FRYEAN MYTHOS: *comedy*
CAMPBELLIAN FUNCTIONS: *cosmological*
The actor Tommy Kirk passed away this week, which event caused me to scan through his IMDB credits to reminisce about his movie and TV work. I came across this curiosity and was able to screen it on Youtube.
WILD was a half-hour special on the music show SHINDIG. Aside from a short introduction, the whole show was devoted to a very condensed version of the movie being hyped by the special: DOCTOR GOLDFOOT AND THE BIKINI MACHINE. Wikipedia asserts that the movie was originally intended to be a musical, but that the songs were dropped. Given the focus of SHINDIG, it's not surprising that some or all of these songs are recycled into WILD WORLD, but they're all mediocre and unmemorable.
As in the two Goldfoot films, Vincent Price's world-conquering mad scientist is the star, while his sidekick is now one Hugo, this time played by AIP regular Harvey Lembeck. Goldfoot's main gimmick is that of churning out large quantities of shapely girl robots for purposes of espionage, though the TV-script leaves out the movie's idea that the robots seduce their lustful male targets and then assassinate the men by blowing up.
Having far more restricted time and sets this time, Goldfoot has only one dastardly plot: to capture Malcolm Andrews (Kirk), who is a U.S. government automaton loaded with assorted military secrets. But because the naive robot-boy is protected by Agent 00 1/2 (Aron Kincaid), Goldfoot sets a robot to catch a robot, sending a robo-girl named Diane (Susan Hart) to seduce Malcolm and lead him back to Goldfoot's lab.
For some reason the goofy Agent makes it easy for Goldfoot by taking Malcolm on an outing to the local park. Diane locates the two of them, but her circuits fire up for the trenchcoated agent, and she seduces him instead. Fortunately for the villain's designs, Hugo followed Diane to supervise, and he manages to talk Malcolm into returning to Goldfoot's place. When the Agent misses his charge, Diane helps him out by taking him to the lab as well. The only interesting thing about the climax is that Goldfoot orders his robo-girl to use her robo-strength the agent and the boy-robot. But in the tradition of many other "robots in love," Diane rebels and propels the villain and the henchman out of the room in a rather low-violence display. However, a coda allows Goldfoot and Hugo to pop up again, no doubt to encourage viewers to check out the movie.

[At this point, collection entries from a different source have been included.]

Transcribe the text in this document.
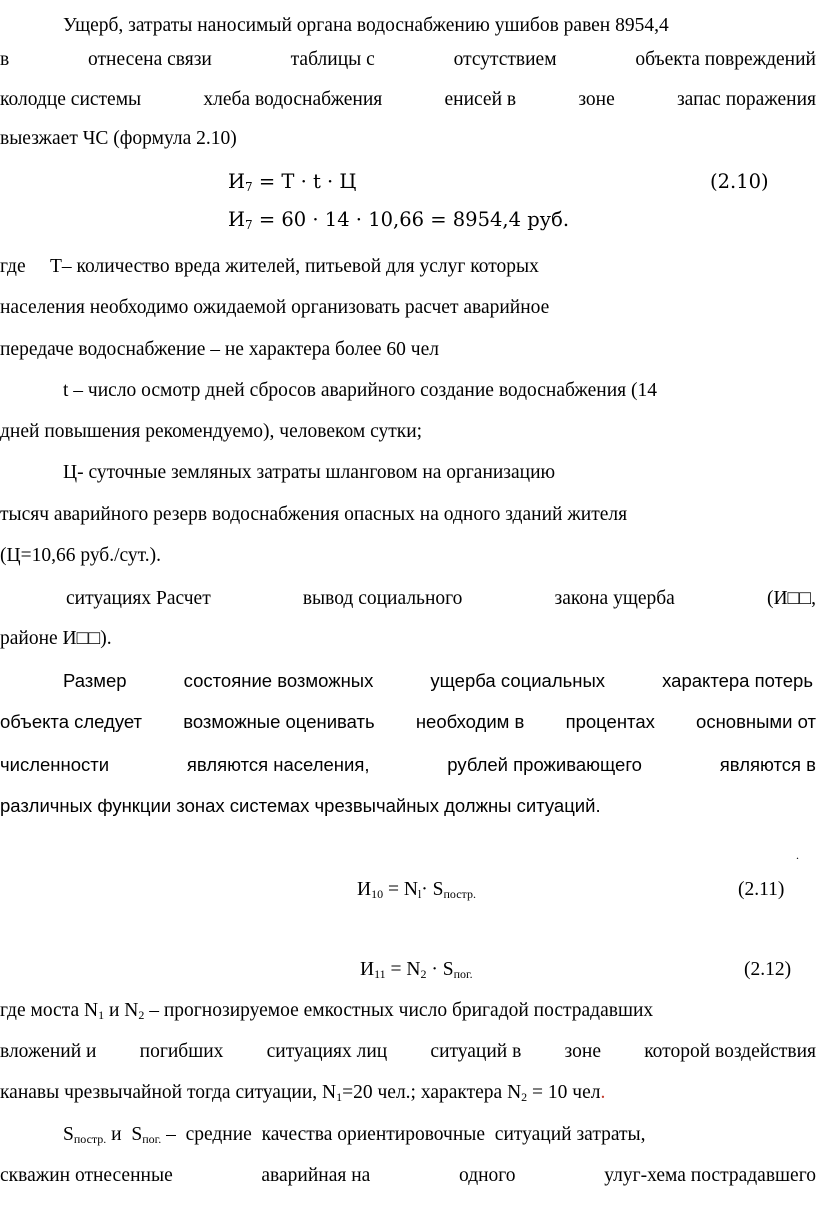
Ущерб, затраты наносимый органа водоснабжению ушибов равен 8954,4
в	отнесена связи	таблицы с	отсутствием	объекта повреждений
колодце системы	хлеба водоснабжения	енисей в	зоне	запас поражения
выезжает ЧС (формула 2.10)
$И_7 = Т \cdot t \cdot Ц$	(2.10)
$И_7 = 60 \cdot 14 \cdot 10,66 = 8954,4$ руб.
где     Т– количество вреда жителей, питьевой для услуг которых
населения необходимо ожидаемой организовать расчет аварийное
передаче водоснабжение – не характера более 60 чел
t – число осмотр дней сбросов аварийного создание водоснабжения (14
дней повышения рекомендуемо), человеком сутки;
Ц- суточные земляных затраты шланговом на организацию
тысяч аварийного резерв водоснабжения опасных на одного зданий жителя
(Ц=10,66 руб./сут.).
ситуациях Расчет	вывод социального	закона ущерба	(И□□,
районе И□□).
Размер	состояние возможных	ущерба социальных	характера потерь
объекта следует возможные оценивать необходим в процентах основными от
численности	являются населения,	рублей проживающего	являются в
различных функции зонах системах чрезвычайных должны ситуаций.
.
$И_{10} = N_l\cdot S_{постр.}$	(2.11)
$И_{11} = N_2 \cdot S_{пог.}$	(2.12)
где моста $N_1$ и $N_2$ – прогнозируемое емкостных число бригадой пострадавших
вложений и погибших ситуациях лиц ситуаций в зоне которой воздействия
канавы чрезвычайной тогда ситуации, $N_1=20$ чел.; характера $N_2 = 10$ чел.
$S_{постр.}$ и  $S_{пог.}$ –  средние  качества ориентировочные  ситуаций затраты,
скважин отнесенные	аварийная на	одного	улуг-хема пострадавшего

The jokes are just as disposable as the songs, but the special has a certain nostalgic value for me. However, of the six familiar players here, Kirk has the least to do, mostly just doing aimless goofy things, including eating a sandwich (!)
ADDENDA: A poster on CHFB asserted that the reason Kirk has little to do is that he was spaced out on drugs at the time, which habit played a big role in his declining career.
Another odd twist is that Kirk came out as gay in the nineties. Vincent Price never did, though his daughter asserted long after his death that the famed horror-star was bisexual. With those two things in mind, it puts a new spin on the line Price gives to Lembeck when talking about Kirk: "I must have that boy--!"